As described in the Main Text, we used the phylogenetic technique of ‘node calibration’68,69,70,71 to scale our Mtb tree using signatures of human-Mtb co-divergence. We initially inferred an Mtb phylogeny from a sequence alignment incorporating all L1 and L2 isolates, assigning a prior distribution over the age of the L1 root. For this prior, we used a lognormal distribution with mean value of 56.5Ky (the average age of Y-chromosome haplogroups C, D and K2b1) ± 5Ky. Our phylogenetic parameters were otherwise the same as used for the Y-chromosome analysis, including the use of an uncorrelated lognormal relaxed molecular clock. We again ran BEAST in five independent replicates, before combining log files using LogCombiner. We obtained a substitution rate from this log file (2.16 × 10−9s/s/y; HPD: 1.92 × 10−9 to 2.40 × 10−9) after correcting for the fact that only polymorphic sites were included in the alignment. The resulting Maximum Clade Credibility tree is presented in Fig. 5a. To generate the accompanying ‘lineages through time’ trajectories for each lineage (Fig. 5b), we ran BEAST independently for 50,000,000 iterations on alignments which had been subset to include only L1 and L2 sequences respectively. We calibrated these trees by assigning the same prior distribution to the L1 root as described above (56.5Ky ± 5Ky), and setting a prior on the L2 root to match the age inferred in the tree in Fig. 5a (48.9Ky ± 5Ky).

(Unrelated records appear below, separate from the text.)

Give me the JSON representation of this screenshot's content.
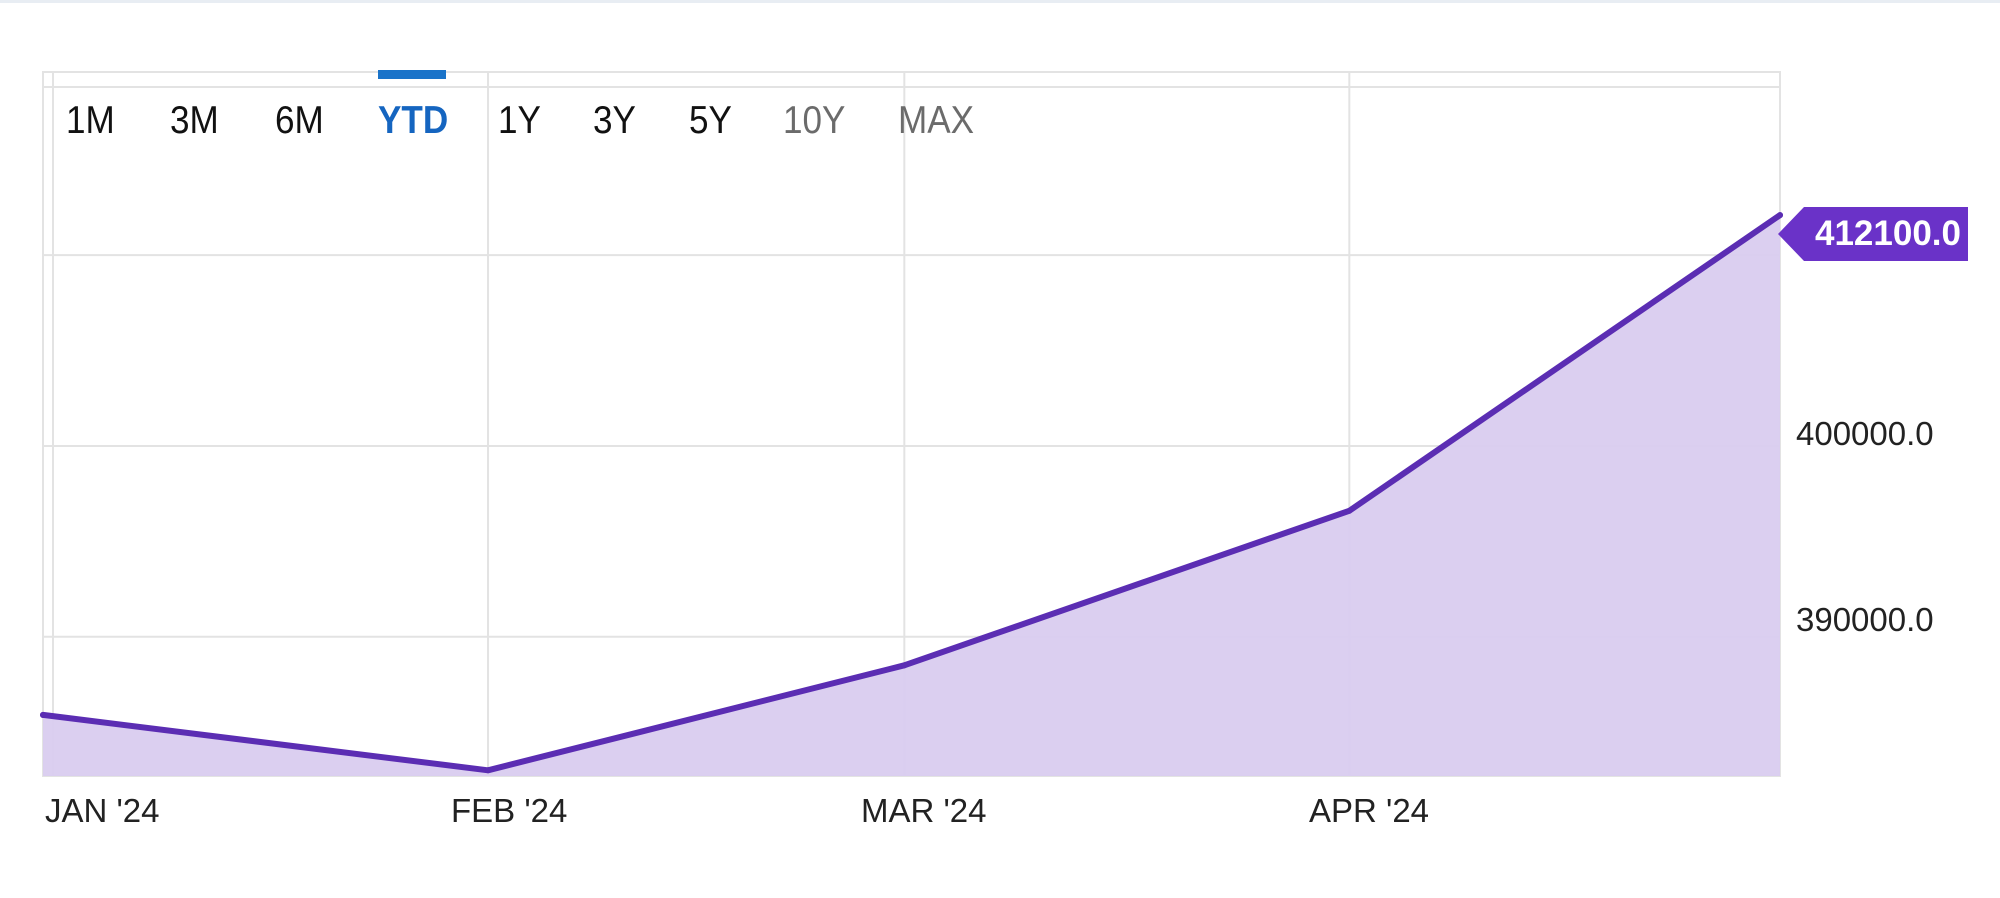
{
  "range_selector": {
    "buttons": [
      {
        "label": "1M",
        "state": "normal"
      },
      {
        "label": "3M",
        "state": "normal"
      },
      {
        "label": "6M",
        "state": "normal"
      },
      {
        "label": "YTD",
        "state": "active"
      },
      {
        "label": "1Y",
        "state": "normal"
      },
      {
        "label": "3Y",
        "state": "normal"
      },
      {
        "label": "5Y",
        "state": "normal"
      },
      {
        "label": "10Y",
        "state": "disabled"
      },
      {
        "label": "MAX",
        "state": "disabled"
      }
    ]
  },
  "chart_data": {
    "type": "area",
    "x": [
      "2024-01-01",
      "2024-02-01",
      "2024-03-01",
      "2024-04-01",
      "2024-05-01"
    ],
    "values": [
      385900,
      383000,
      388500,
      396600,
      412100
    ],
    "x_tick_labels": [
      "JAN '24",
      "FEB '24",
      "MAR '24",
      "APR '24"
    ],
    "y_ticks": [
      390000,
      400000,
      410000
    ],
    "y_tick_labels": [
      "390000.0",
      "400000.0"
    ],
    "ylim": [
      382700,
      419600
    ],
    "last_value_label": "412100.0",
    "grid": true,
    "y_axis_side": "right",
    "colors": {
      "line": "#5b2db3",
      "fill": "#d9ccef",
      "tag": "#6a32c8",
      "grid": "#e3e3e3",
      "active_tab": "#1565c0"
    }
  }
}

Mtb phylogenetics—lineage 1.2.1 analysis

To infer a phylogeny representative of known lineage 1.2.1 diversity, isolates used in the investigations of Menardo et al. (2021)79 and Netikul et al. (2022)87 were collated. As detailed sublineage data was available for the isolates from Netikul et al. (2022)87, we were able to preferentially down-sample isolates from Clade 1 (Fig. 7; designated L1.2.2 by Netikul et al.) to 5 representative lineages. All isolates documented by Menardo et al. (2021)79 were include in our analysis, and we also included all L1.2.1 isolates from the study of Meumann et al. (2021)88. The protocol for downloading and calling variants on these isolates was identical to that used above for the Mtb ‘lineage 1 and 2’ dataset, with the only difference being an additional adapter inference and filtering step151, and appropriate pipeline adjustments for samples with single end reads. Representative isolates from lineages 1.1.1.1, 1.1.1, 1.1.2, 1.1.3, 1.2.2 and 5 were also downloaded and processed in the same manner as other samples. We used data presented by Netikul et al. (2022)87 to identify isolates representing the deepest split in each L1 sublineage. We inferred a phylogeny using RAxML152 using a GTR substitution model, an L5 outgroup, and annotated lineages according to various nomenclature schemes87,148,153.

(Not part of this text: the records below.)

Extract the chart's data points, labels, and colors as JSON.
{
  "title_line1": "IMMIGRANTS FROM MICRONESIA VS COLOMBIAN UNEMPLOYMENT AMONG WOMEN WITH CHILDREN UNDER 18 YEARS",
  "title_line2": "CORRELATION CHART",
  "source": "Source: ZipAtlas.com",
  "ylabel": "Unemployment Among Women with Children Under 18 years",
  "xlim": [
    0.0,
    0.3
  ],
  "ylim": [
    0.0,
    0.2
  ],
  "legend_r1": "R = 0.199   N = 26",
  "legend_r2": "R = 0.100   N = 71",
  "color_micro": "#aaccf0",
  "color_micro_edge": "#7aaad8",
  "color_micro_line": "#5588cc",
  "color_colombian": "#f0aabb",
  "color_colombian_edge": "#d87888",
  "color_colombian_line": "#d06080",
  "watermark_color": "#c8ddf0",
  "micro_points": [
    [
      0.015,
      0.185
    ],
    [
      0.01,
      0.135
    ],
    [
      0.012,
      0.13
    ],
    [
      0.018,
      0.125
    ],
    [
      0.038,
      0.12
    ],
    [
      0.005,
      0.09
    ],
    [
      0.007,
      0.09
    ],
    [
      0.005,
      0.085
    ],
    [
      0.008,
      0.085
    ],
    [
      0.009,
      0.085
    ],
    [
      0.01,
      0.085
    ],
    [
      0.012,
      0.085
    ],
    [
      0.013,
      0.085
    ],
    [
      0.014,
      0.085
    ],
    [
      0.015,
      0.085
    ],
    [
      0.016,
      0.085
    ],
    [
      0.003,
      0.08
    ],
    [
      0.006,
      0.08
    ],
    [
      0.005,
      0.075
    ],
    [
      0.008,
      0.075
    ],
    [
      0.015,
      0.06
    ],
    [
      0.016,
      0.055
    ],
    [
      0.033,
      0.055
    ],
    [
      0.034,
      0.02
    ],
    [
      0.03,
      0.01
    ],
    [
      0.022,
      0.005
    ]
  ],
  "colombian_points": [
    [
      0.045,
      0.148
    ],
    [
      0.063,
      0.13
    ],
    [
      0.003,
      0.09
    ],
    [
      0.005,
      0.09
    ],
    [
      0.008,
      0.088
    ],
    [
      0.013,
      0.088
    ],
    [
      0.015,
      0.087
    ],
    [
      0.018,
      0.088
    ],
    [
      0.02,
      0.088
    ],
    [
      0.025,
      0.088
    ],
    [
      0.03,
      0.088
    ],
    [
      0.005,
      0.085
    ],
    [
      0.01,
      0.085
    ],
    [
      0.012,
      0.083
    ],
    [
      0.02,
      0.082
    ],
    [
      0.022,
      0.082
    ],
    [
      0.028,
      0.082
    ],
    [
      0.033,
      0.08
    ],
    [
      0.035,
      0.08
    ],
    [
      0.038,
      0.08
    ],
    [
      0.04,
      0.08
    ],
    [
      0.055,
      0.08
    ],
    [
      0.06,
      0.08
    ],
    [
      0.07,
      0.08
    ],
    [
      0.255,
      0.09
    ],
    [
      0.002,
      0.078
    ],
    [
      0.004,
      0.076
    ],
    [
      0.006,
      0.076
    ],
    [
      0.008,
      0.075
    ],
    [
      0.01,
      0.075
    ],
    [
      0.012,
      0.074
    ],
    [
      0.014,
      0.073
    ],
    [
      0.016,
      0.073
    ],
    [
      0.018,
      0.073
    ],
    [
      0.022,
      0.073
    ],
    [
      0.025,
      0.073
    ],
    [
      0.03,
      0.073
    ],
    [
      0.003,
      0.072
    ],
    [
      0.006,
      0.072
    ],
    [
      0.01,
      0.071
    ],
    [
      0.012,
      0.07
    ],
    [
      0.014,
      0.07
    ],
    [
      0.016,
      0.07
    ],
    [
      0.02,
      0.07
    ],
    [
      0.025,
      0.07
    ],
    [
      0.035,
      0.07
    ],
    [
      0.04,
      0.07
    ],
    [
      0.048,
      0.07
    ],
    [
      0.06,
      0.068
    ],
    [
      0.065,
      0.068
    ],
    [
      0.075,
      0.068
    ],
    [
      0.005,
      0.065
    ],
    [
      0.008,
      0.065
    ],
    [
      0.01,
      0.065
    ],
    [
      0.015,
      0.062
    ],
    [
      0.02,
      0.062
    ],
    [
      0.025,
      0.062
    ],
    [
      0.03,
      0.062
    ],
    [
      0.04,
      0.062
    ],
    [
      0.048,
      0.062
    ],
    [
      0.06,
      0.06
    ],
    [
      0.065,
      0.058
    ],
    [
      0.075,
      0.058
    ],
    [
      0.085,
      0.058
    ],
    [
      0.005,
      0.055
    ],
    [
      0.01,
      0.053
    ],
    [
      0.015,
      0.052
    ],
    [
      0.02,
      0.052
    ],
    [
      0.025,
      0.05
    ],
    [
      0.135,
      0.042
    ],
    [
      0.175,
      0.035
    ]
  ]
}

Statistics and reproducibility

All studies from which data was drawn are referenced in the text. Only studies which used random sampling regimes (as opposed to preferentially selecting samples belonging to a particular Y-chromosome haplogroup, or with a particular drug resistant status) were used. Samples were only filtered on the basis of sequencing data quality. For the Mtb phylogenetic analyses [‘lineage 1 and 2 analysis’ (Fig. 5) and ‘lineage 1.2.1 analysis’ (Fig. 6)] that involved random sub-sampling, lists of the isolates that were retained are provided in Supplementary Data 1.

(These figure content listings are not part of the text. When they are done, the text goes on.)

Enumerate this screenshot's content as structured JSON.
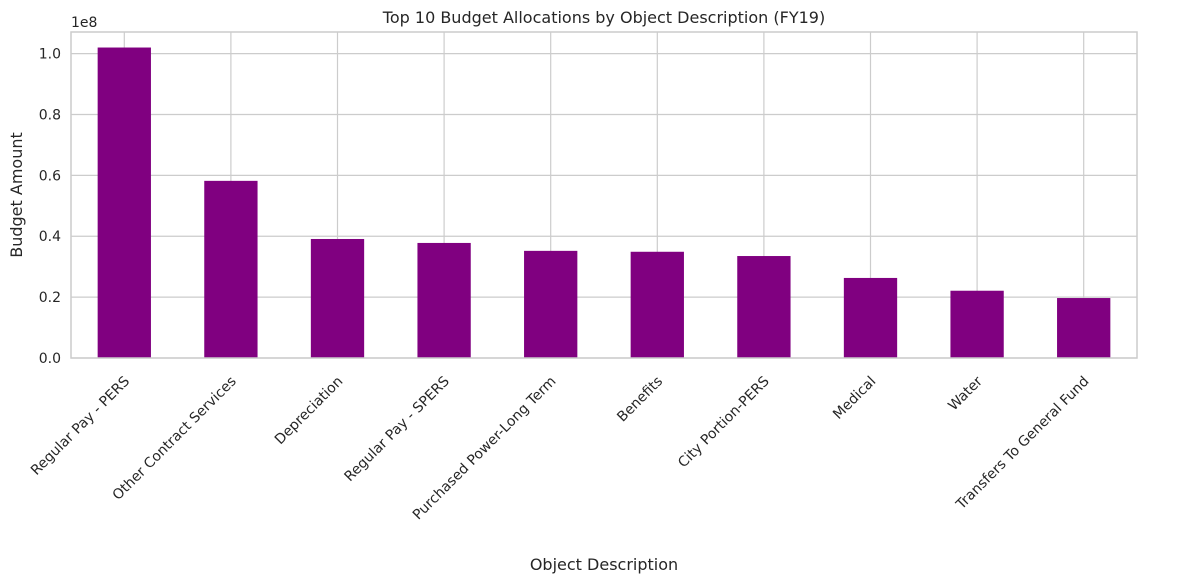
{
  "chart_data": {
    "type": "bar",
    "title": "Top 10 Budget Allocations by Object Description (FY19)",
    "xlabel": "Object Description",
    "ylabel": "Budget Amount",
    "y_offset_label": "1e8",
    "categories": [
      "Regular Pay - PERS",
      "Other Contract Services",
      "Depreciation",
      "Regular Pay - SPERS",
      "Purchased Power-Long Term",
      "Benefits",
      "City Portion-PERS",
      "Medical",
      "Water",
      "Transfers To General Fund"
    ],
    "values": [
      102000000,
      58200000,
      39100000,
      37800000,
      35200000,
      34900000,
      33500000,
      26300000,
      22100000,
      19700000
    ],
    "yticks": [
      0,
      0.2,
      0.4,
      0.6,
      0.8,
      1.0
    ],
    "ytick_labels": [
      "0.0",
      "0.2",
      "0.4",
      "0.6",
      "0.8",
      "1.0"
    ],
    "ylim": [
      0,
      107100000
    ],
    "bar_color": "#800080",
    "grid": true
  }
}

Multiple independent replicates of each BEAST phylogenetic analysis were run to check for consistency, and skyline trajectories were replicated after running BEAST with different parameter values (see Supplementary Note 2). A p value threshold of 0.05 was used for the statistical tests reported in Supplementary Notes 3 and 4.

Reporting summary

Further information on research design is available in the Nature Portfolio Reporting Summary linked to this article.